Era andato a vivere da solo, poi non avendo più soldi per pagare l’affitto è tornato dalla madre e dalla sorella, e a quel punto per le due donne, residenti in un piccolo borgo della Valtravaglia, è cominciato un lungo calvario, fatto di umiliazioni e violenza, non soltanto verbale, secondo le accuse.
Lui, 35 anni, è finito prima in carcere e poi ai domiciliari. Ora deve rispondere dei reati di maltrattamenti e tentata estorsione in un processo in corso in tribunale a Varese, dove giovedì testimoni e protagonisti della vicenda – iniziata nell’autunno del 2021 – hanno ricostruito i fatti, partendo dalle denunce presentate dalla madre e dalla sorella dell’odierno imputato, difeso nel procedimento dall’avvocato Corrado Viazzo.
Prima le ripetute e furiose litigate, che finivano con l’appartamento messo sotto sopra, poi le minacce di morte e gli schiaffi. Così sarebbero andate le cose, a causa di insistenti richieste di denaro e dell’incompatibilità tra animali domestici: il dogo argentino dell’uomo e il piccolo jack russell delle due donne di casa.
Proprio per uno dei due cani – il dogo – le cose lo scorso febbraio presero una piega ancora più pericolosa. Il 35enne affida l’animale alla sorella ed esce di casa; al suo rientro lo trova sulle scale in stato comatoso. E’ convinto che qualcuno lo abbia avvelenato e se la prende con la persona a cui l’aveva affidato. Attorno al tavolo della cucina partono frasi di ogni genere, poi l’uomo blocca la sorella e inizia a prenderla a pugni in testa; le scaglia contro la gamba un vaso di vetro, ferendola, e poi la insegue con un coltello, ma lei riesce a chiudersi in camera e a chiamare un amico per farsi portare via da lì. Questo stando al contenuto della denuncia presentata ai carabinieri.

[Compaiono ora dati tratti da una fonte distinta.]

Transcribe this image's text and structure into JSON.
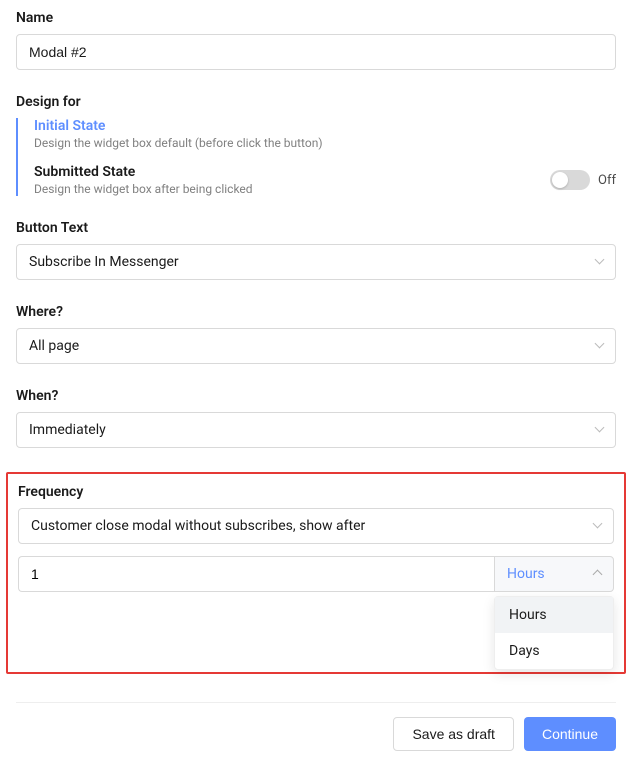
{
  "name": {
    "label": "Name",
    "value": "Modal #2"
  },
  "design_for": {
    "label": "Design for",
    "states": [
      {
        "title": "Initial State",
        "desc": "Design the widget box default (before click the button)",
        "active": true
      },
      {
        "title": "Submitted State",
        "desc": "Design the widget box after being clicked",
        "toggle_label": "Off"
      }
    ]
  },
  "button_text": {
    "label": "Button Text",
    "value": "Subscribe In Messenger"
  },
  "where": {
    "label": "Where?",
    "value": "All page"
  },
  "when": {
    "label": "When?",
    "value": "Immediately"
  },
  "frequency": {
    "label": "Frequency",
    "condition": "Customer close modal without subscribes, show after",
    "amount": "1",
    "unit": "Hours",
    "options": [
      "Hours",
      "Days"
    ]
  },
  "footer": {
    "save_draft": "Save as draft",
    "continue": "Continue"
  }
}
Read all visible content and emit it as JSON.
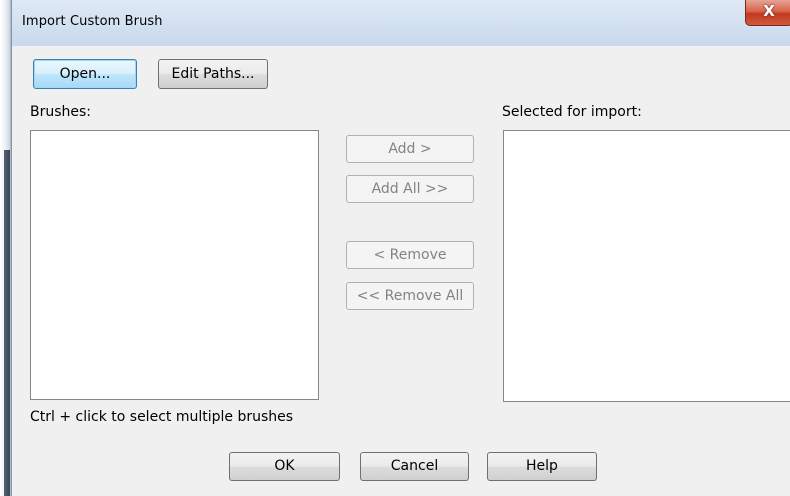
{
  "window": {
    "title": "Import Custom Brush",
    "close_symbol": "X"
  },
  "toolbar": {
    "open_label": "Open...",
    "edit_paths_label": "Edit Paths..."
  },
  "brushes": {
    "label": "Brushes:",
    "hint": "Ctrl + click to select multiple brushes"
  },
  "selected": {
    "label": "Selected for import:"
  },
  "transfer": {
    "add_label": "Add >",
    "add_all_label": "Add All >>",
    "remove_label": "< Remove",
    "remove_all_label": "<< Remove All"
  },
  "footer": {
    "ok_label": "OK",
    "cancel_label": "Cancel",
    "help_label": "Help"
  },
  "colors": {
    "default_button_border": "#3c7fb1",
    "close_button": "#c23a20",
    "disabled_text": "#838383"
  }
}
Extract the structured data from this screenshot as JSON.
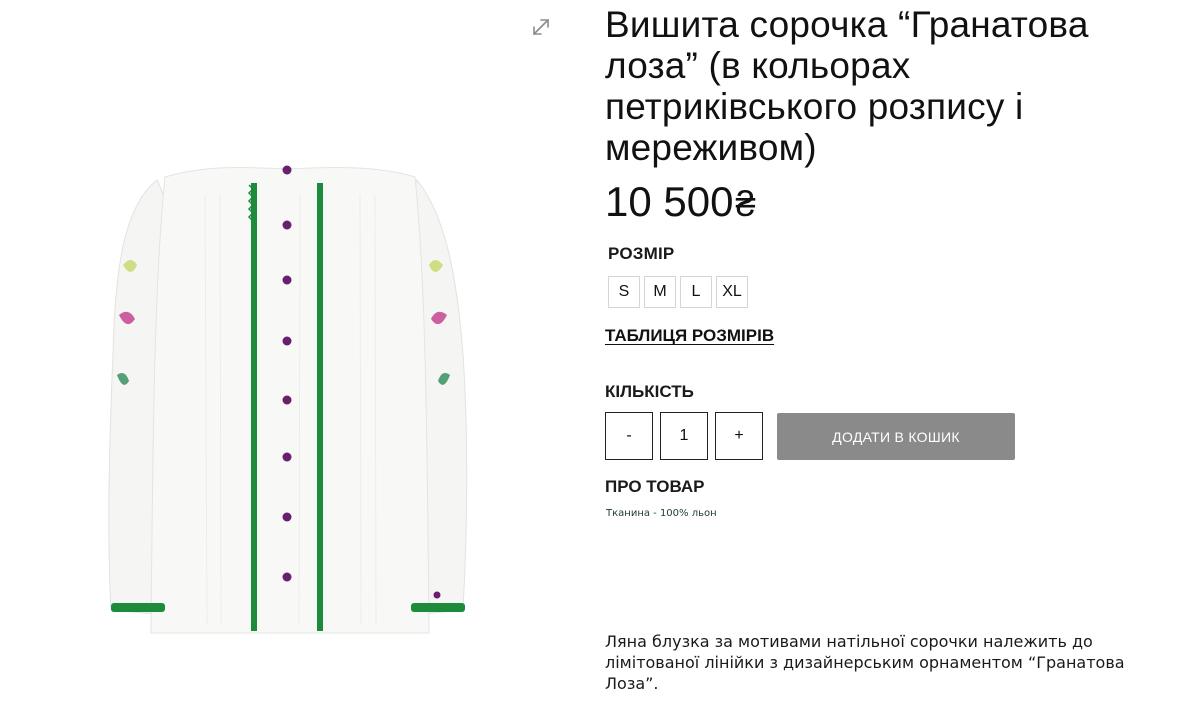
{
  "product": {
    "title": "Вишита сорочка “Гранатова лоза” (в кольорах петриківського розпису і мереживом)",
    "price": "10 500",
    "currency": "₴",
    "image_icon": "embroidered-shirt-image"
  },
  "size": {
    "label": "РОЗМІР",
    "options": [
      "S",
      "M",
      "L",
      "XL"
    ],
    "table_link": "ТАБЛИЦЯ РОЗМІРІВ"
  },
  "quantity": {
    "label": "КІЛЬКІСТЬ",
    "minus": "-",
    "value": "1",
    "plus": "+"
  },
  "cart": {
    "add_label": "ДОДАТИ В КОШИК"
  },
  "about": {
    "label": "ПРО ТОВАР",
    "fabric": "Тканина - 100% льон",
    "description": "Ляна блузка за мотивами натільної сорочки належить до лімітованої лінійки з дизайнерським орнаментом “Гранатова Лоза”."
  },
  "colors": {
    "button_gray": "#8a8a8a",
    "green_trim": "#1e8a3c",
    "purple_button": "#6a1e6e"
  },
  "icons": {
    "expand": "expand-icon"
  }
}
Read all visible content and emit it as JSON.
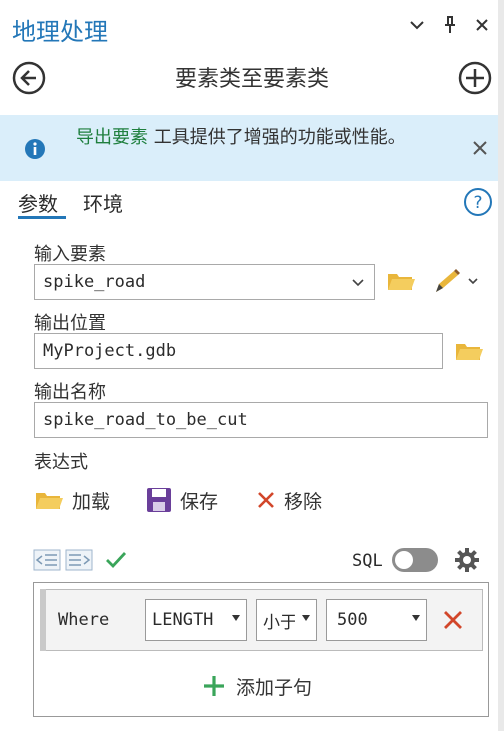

In tribunale, invece, nonostante i ripetuti riferimenti del giudice al rischio di incorrere nel reato di falsa testimonianza, madre e sorella del 35enne hanno raccontato tutta un’altra storia. Le litigate c’erano, sì, anche con insulti e minacce ma «certe cose le diceva quando era arrabbiato, poi non faceva niente. Lo conosco, è mio figlio», ha affermato la madre dell’imputato rispondendo alle domande delle parti; la stessa persona che in caserma disse ai carabinieri che quando il figlio faceva uso di droga si trasformava in un mostro.
E il giorno della lite per il cane? «Mio fratello non mi ha preso a pugni. Mi ha dato uno schiaffo e poi io, sbattendo contro il tavolo, ho fatto cadere un vaso e mi sono procurata il taglio sulla caviglia», ha spiegato la sorella 24enne dell’imputato. E frasi come «guarda quanto sei magra, fai schifo, devi morire»? «Lo diceva per il mio bene – ha aggiunto la ragazza – perché in quel periodo ero nervosa e non mangiavo». Anche sull’uso del coltello le dichiarazioni fatte in dibattimento dalle due persone offese sono apparse inconciliabili con quanto dichiarato ai militari dell’Arma soltanto sette mesi fa: «Mio fratello non mi ha inseguito con un coltello, non l’ho mai detto», ha affermato la 24enne. «Stava tagliando il salame e gesticolava», questa la versione della madre.
Entrambe hanno infine manifestato la volontà di rinunciare alla querela, ma questo dipenderà da una eventuale riqualificazione del fatto da parte del collegio giudicante, affinché si arrivi a trattare un reato diverso da quello di maltrattamenti e non perseguibile d’ufficio. E poi c’è il prosieguo della fase dibattimentale, con la prossima udienza fissata a dicembre per l’esame di altri testimoni e quello dell’imputato che, se lo vorrà, potrà fornire la propria versione dei fatti.